Ramallah, le 20 janvier 2026, WAFA- Le réseau des organisations civiles palestiniennes a condamné le crime de la nouvelle occupation ce mardi matin en s'emparant du siège de l'agence de rétablissement et d'exploitation des réfugiés palestiniens "UNRWA" dans la ville occupée de Jérusalem, en mettant ses débris sur des installations dans le bâtiment principal qui abrite de nombreux sièges, et en levant son drapeau dans le quartier de Sheikh Jarrah.

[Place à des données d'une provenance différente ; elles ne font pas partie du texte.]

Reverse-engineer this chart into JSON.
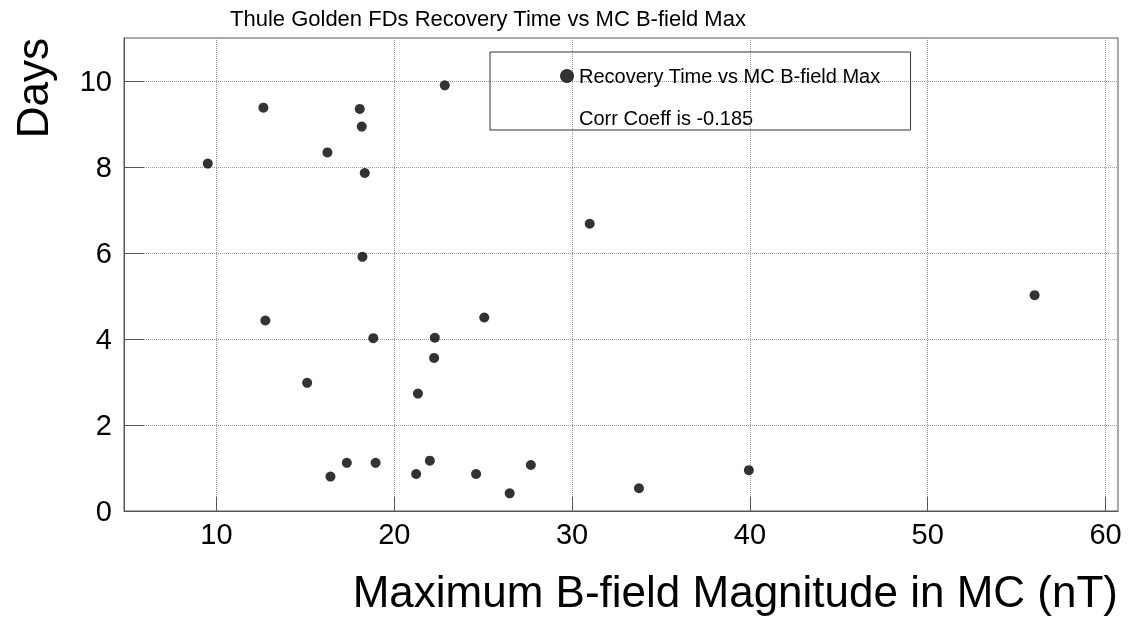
{
  "chart_data": {
    "type": "scatter",
    "title": "Thule Golden FDs Recovery Time vs MC B-field Max",
    "xlabel": "Maximum B-field Magnitude in MC (nT)",
    "ylabel": "Days",
    "annotations": [
      "Corr Coeff is -0.185"
    ],
    "x": [
      9.51,
      12.64,
      18.06,
      18.17,
      16.24,
      18.34,
      18.21,
      12.75,
      18.82,
      22.28,
      22.24,
      15.1,
      21.33,
      17.33,
      18.95,
      16.41,
      21.23,
      22.0,
      24.6,
      26.49,
      27.68,
      22.84,
      25.06,
      30.99,
      33.76,
      39.94,
      56.01
    ],
    "series": [
      {
        "name": "Recovery Time vs MC B-field Max",
        "color": "#000000",
        "values": [
          8.08,
          9.38,
          9.35,
          8.94,
          8.34,
          7.86,
          5.91,
          4.43,
          4.02,
          4.03,
          3.56,
          2.98,
          2.73,
          1.12,
          1.12,
          0.8,
          0.86,
          1.17,
          0.86,
          0.41,
          1.07,
          9.9,
          4.5,
          6.68,
          0.53,
          0.95,
          5.02
        ]
      }
    ],
    "xlim": [
      4.8,
      60.7
    ],
    "xticks": [
      10,
      20,
      30,
      40,
      50,
      60
    ],
    "ylim": [
      0,
      11
    ],
    "yticks": [
      0,
      2,
      4,
      6,
      8,
      10
    ],
    "grid": true,
    "legend": "top right",
    "marker": "circle"
  }
}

Le réseau a réaffirmé que l'opération de démolition et d'intrusion et la démonstration de force de l'armée d'occupation qui l'accompagne viennent dans le contexte des tentatives visant à liquider le travail de l'agence, et à supprimer le droit au retour des réfugiés palestiniens garanti par la résolution 194 de l'ONU, qui fait partie d'une série d'épisodes dans lesquels l'État d'occupation vise les camps palestiniens du nord de la Cisjordanie, pour les saper et les ré-ingénier en tant que témoin de la Nakba, dans le cadre de sa guerre ouverte contre le peuple palestinien et les crimes de génocide en cours dans la bande de Gaza et la Cisjordanie. Depuis plusieurs mois, le bâtiment fait l'objet d'une campagne de censure sans cesse croissante.
Le Réseau a appelé à une action internationale immédiate pour mettre fin à ces crimes, à faire entendre la voix de l'Organisation des Nations Unies, qui a fondé l'agence et qui fonctionne sous son ombrelle depuis 77 ans, à s'employer à contrer les actions d'occupation par des mesures concrètes, y compris la suppression de l'adhésion de l'Etat d'occupation à l'ONU par une résolution du Conseil de sécurité si un veto est utilisé pour empêcher la prise de décision, à convoquer une assemblée générale d'urgence, ainsi qu'à agir au niveau international pour rendre compte de la puissance d'occupation pour ses crimes, à réagir à la démolition du siège en augmentant les subventions et les subventions, à protéger le travail de l'Agence, à assurer la continuité de ses services et à jouer le rôle de premier plan depuis sa création, et à ne pas permettre à l'Agence d'abandonner ce rôle en aucun cas.
En outre, le réseau a également demandé la protection des employés du siège, la conservation des documents, des papiers et des différents appareils contenant des informations importantes concernant les réfugiés, le travail de l'agence et de ses employés, des registres, des archives et d'autres matériaux, en mettant en garde contre la destruction et la perte de ces documents, ce qui pourrait priver le public de leurs droits.